Finally, a correction factor x is adopted_m And (N) normalizing the windowed data of each frame to obtain preprocessed audio data: x is x_m ”(N)＝factorx_m '(N)*x_m '(N)。

Further, the short-time autocorrelation value R of the audio data after preprocessing each frame is calculated_m (k) And its mean (R)_m (k) The calculation formula of (c) is:

wherein i represents the i-th sampling point; x is x_m "(i) represents the ith sample point, x, of the m-th frame pre-processed audio data_m "(i+k) denotes a sample point after the audio data delay k time after the mth frame preprocessing;

further, the standard deviation of the audio data after each frame of pretreatment

Further, zero-crossing rate detection is performed on each frame of audio data processed in the step 2, which specifically includes:

since the audio data is a wideband non-stationary signal, the calculation formula of the short-time average zero-crossing rate is as follows:

wherein, I.S. is absolute value, sgn is sign function,

sgn[R_m (k)]＝1 R_m (k)>0

sgn[R_m (k)]＝0 R_m (k)＝0

sgn[R_m (k)]＝-1 R_m (k)<0

when the signs of two adjacent sampling points are the same, zero crossing is not generated; when the sign of two adjacent sampling points is opposite, |sgn [ R ]_m (k)]-sgn[R_m (k-1)]|=2, so for each frame of data, the sum is divided by 2N to give the average zero crossing rate.

Further, if there is no voice input for 3 seconds, the voice output is turned off.

Compared with the prior art, the invention has the beneficial effects that: the invention adopts the autocorrelation technology to effectively distinguish voice from background noise; the false detection and missing detection probability of the VAD is effectively reduced by adopting a plurality of statistics and a plurality of judgment thresholds; the algorithm is simple and reliable, the calculation complexity is low, the real-time performance is good, the portability is high, and a plurality of processing platforms are provided; the zero crossing rate detection can resist single-tone interference, can effectively prevent the interference of single-tone and squeak on voice detection, and improves the reliability of judgment.

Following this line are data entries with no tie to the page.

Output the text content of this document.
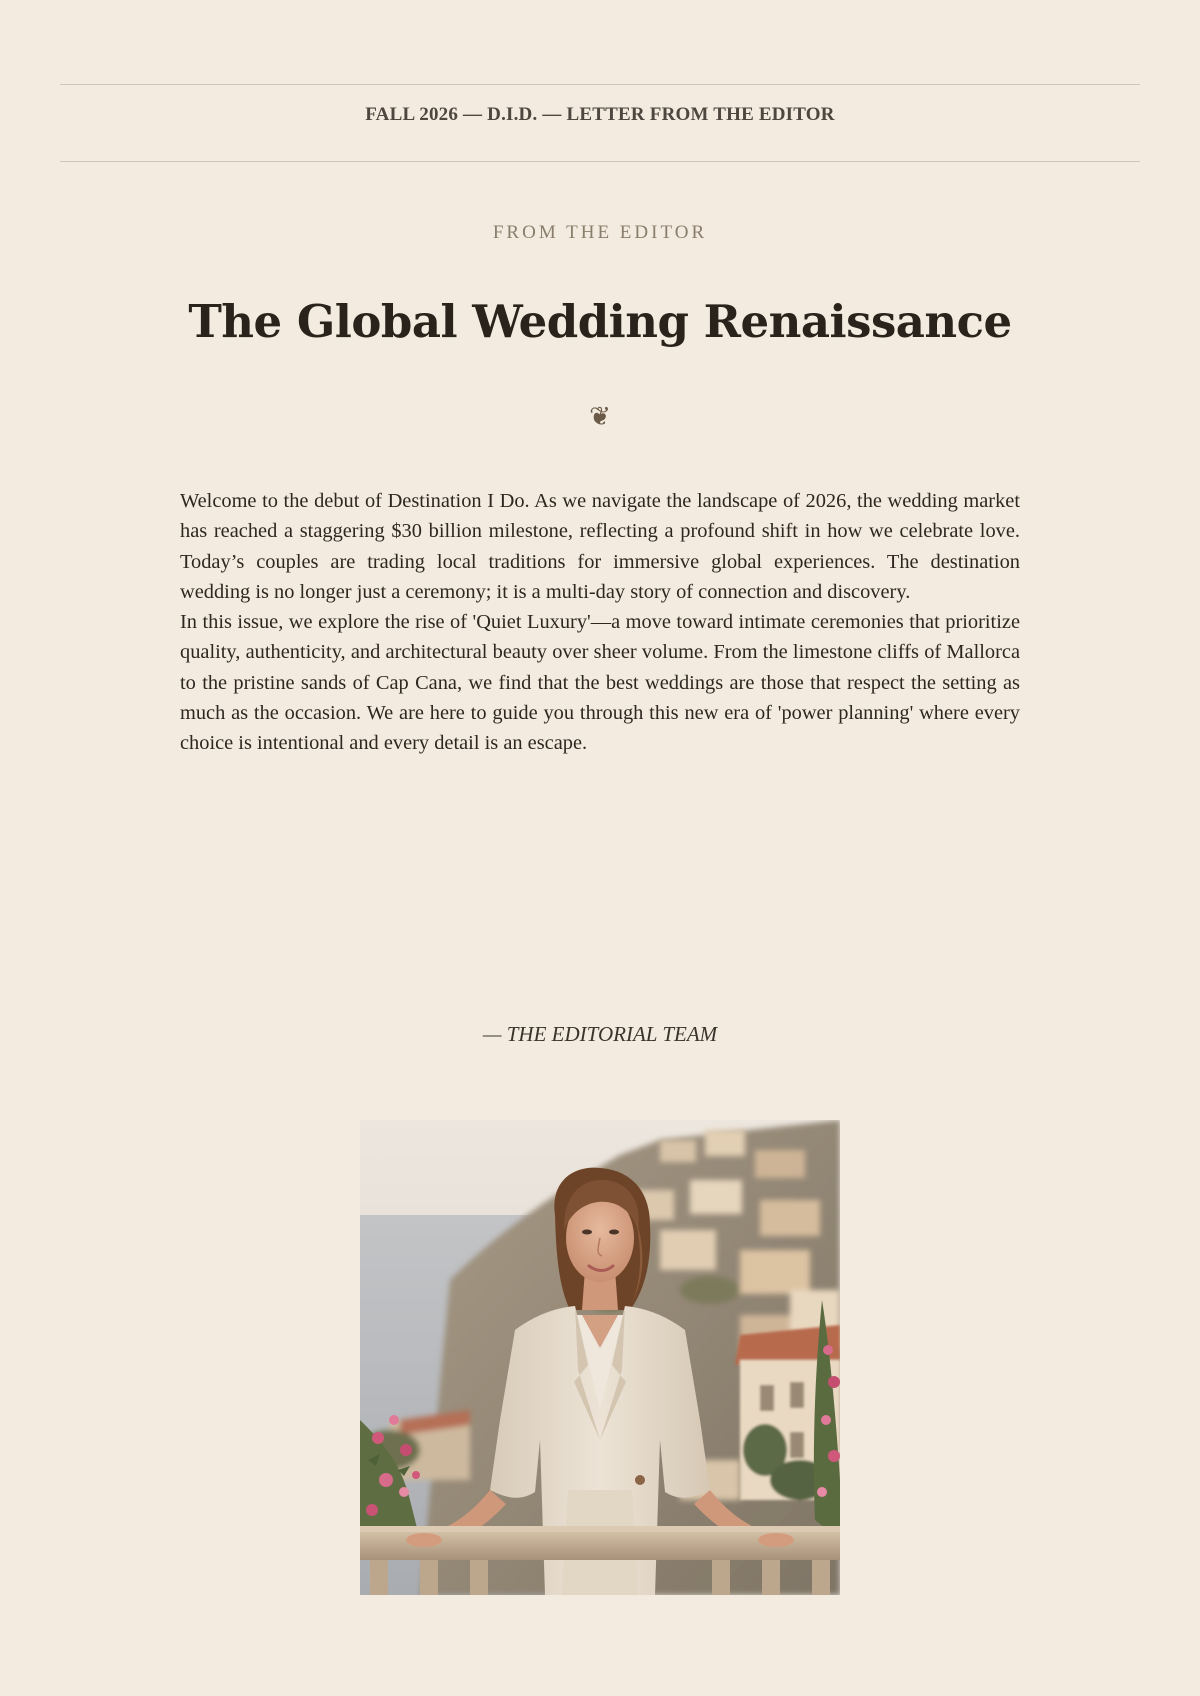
FALL 2026 — D.I.D. — LETTER FROM THE EDITOR
FROM THE EDITOR
The Global Wedding Renaissance
❦

Welcome to the debut of Destination I Do. As we navigate the landscape of 2026, the wedding market has reached a staggering $30 billion milestone, reflecting a profound shift in how we celebrate love. Today’s couples are trading local traditions for immersive global experiences. The destination wedding is no longer just a ceremony; it is a multi-day story of connection and discovery.

In this issue, we explore the rise of 'Quiet Luxury'—a move toward intimate ceremonies that prioritize quality, authenticity, and architectural beauty over sheer volume. From the limestone cliffs of Mallorca to the pristine sands of Cap Cana, we find that the best weddings are those that respect the setting as much as the occasion. We are here to guide you through this new era of 'power planning' where every choice is intentional and every detail is an escape.

— THE EDITORIAL TEAM
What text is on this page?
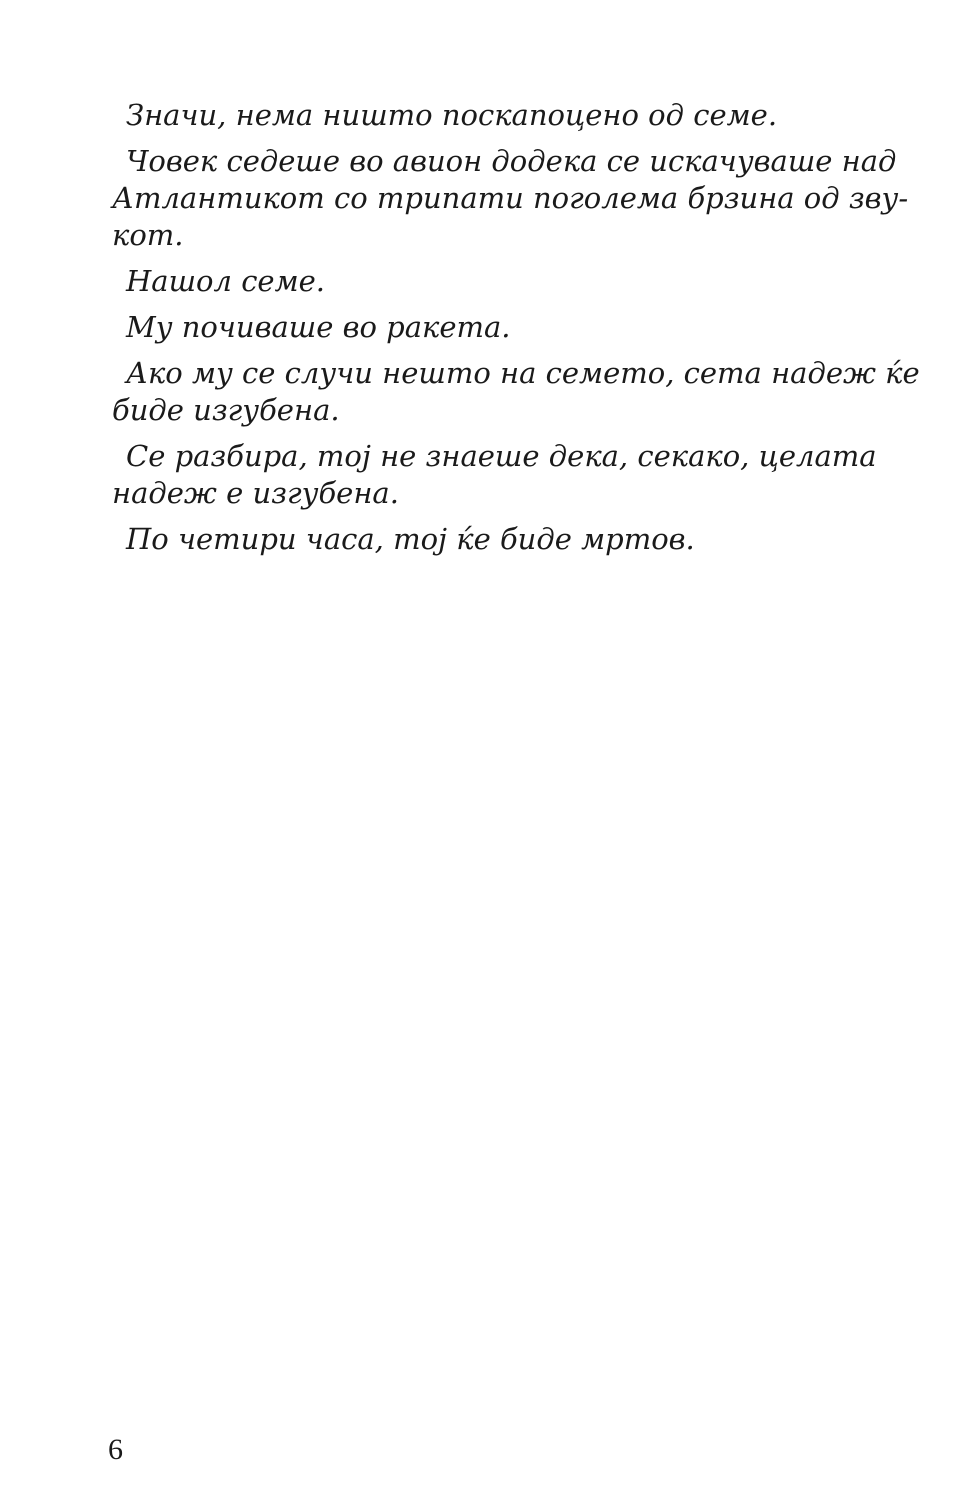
Значи, нема ништо поскапоцено од семе.

Човек седеше во авион додека се искачуваше над
Атлантикот со трипати поголема брзина од зву-
кот.

Нашол семе.

Му почиваше во ракета.

Ако му се случи нешто на семето, сета надеж ќе
биде изгубена.

Се разбира, тој не знаеше дека, секако, целата
надеж е изгубена.

По четири часа, тој ќе биде мртов.

6
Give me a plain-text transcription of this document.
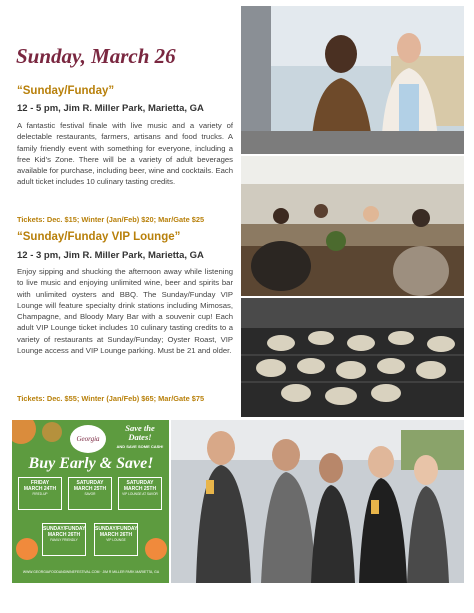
Sunday, March 26
“Sunday/Funday”
12 - 5 pm, Jim R. Miller Park, Marietta, GA
A fantastic festival finale with live music and a variety of delectable restaurants, farmers, artisans and food trucks. A family friendly event with something for everyone, including a free Kid’s Zone. There will be a variety of adult beverages available for purchase, including beer, wine and cocktails. Each adult ticket includes 10 culinary tasting credits.
Tickets: Dec. $15; Winter (Jan/Feb) $20; Mar/Gate $25
“Sunday/Funday VIP Lounge”
12 - 3 pm, Jim R. Miller Park, Marietta, GA
Enjoy sipping and shucking the afternoon away while listening to live music and enjoying unlimited wine, beer and spirits bar with unlimited oysters and BBQ. The Sunday/Funday VIP Lounge will feature specialty drink stations including Mimosas, Champagne, and Bloody Mary Bar with a souvenir cup! Each adult VIP Lounge ticket includes 10 culinary tasting credits to a variety of restaurants at Sunday/Funday; Oyster Roast, VIP Lounge access and VIP Lounge parking. Must be 21 and older.
Tickets: Dec. $55; Winter (Jan/Feb) $65; Mar/Gate $75
Georgia
Save the Dates!
AND SAVE SOME CASH!
Buy Early & Save!
FRIDAY
MARCH 24TH
FIRED-UP
SATURDAY
MARCH 25TH
SAVOR
SATURDAY
MARCH 25TH
VIP LOUNGE AT SAVOR
SUNDAY/FUNDAY
MARCH 26TH
FAMILY FRIENDLY
SUNDAY/FUNDAY
MARCH 26TH
VIP LOUNGE
WWW.GEORGIAFOODANDWINEFESTIVAL.COM · JIM R MILLER PARK MARIETTA, GA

The invention detects the voice activation through short-time autocorrelation, standard deviation and zero crossing rate detection, improves the comfort experience of short-wave communication voice communication, and greatly reduces the probability of noise silence and voice break-over threshold in the practical application process. The applicability is improved for the short wave communication voice squelch function.

Drawings

The invention will now be described in further detail with reference to the drawings and to specific examples.

FIG. 1 is a block flow diagram of an implementation of the present invention.

Detailed Description

Embodiments and effects of the present invention are described in further detail below with reference to the accompanying drawings.

Due to the limitation of the computing power and the power consumption of the using equipment, the adopted VAD algorithm cannot be too complex, and meanwhile, the processing delay (mainly the judgment delay of the occurrence of the voice and the end of the voice) cannot be too large, namely, the VAD algorithm has near real-time processing capability. In addition, the method should work normally in complex background noise, and has certain self-adaptation performance, and the factors lead to the VAD algorithm to be simple to realize and reliable to detect.

Based on the application requirements, referring to fig. 1, the short-wave communication voice activation detection method based on zero-crossing rate detection provided by the invention specifically comprises the following steps:

the specific framing and windowing processing is as follows: for each frame of audio data after band-pass filtering, intercepting a section of sampling point in the middle of each frame by adopting a window function to serve as data after windowing; i.e.

x_m '(N)＝x_m (N).*Hamming(N)

Wherein x is_m (N) is m-th frame band-pass filtered audio data, m=1, 2, …, N; ham min g (N) is a Hamming window function of length N. Specifically, the length of each frame of data is n=256 samples, and the middle 200 points of 256 are just intercepted from 28 points to 228 points, so as to reduce interference among frequency domains in the framing process.

The specific normalization process is as follows:

Secondly, comparing a preset experience value a (the value is an experience value obtained in the actual environment debugging process) with the average value to obtain a correction factor: factor x_m '(N)＝a/(mean x_m '(N))；

Finally, a correction factor x is adopted_m ' (N) normalizing the windowed data of each frame to obtain a preprocessed dataAudio data: x is x_m ”(N)＝factor x_m '(N)*x_m '(N)。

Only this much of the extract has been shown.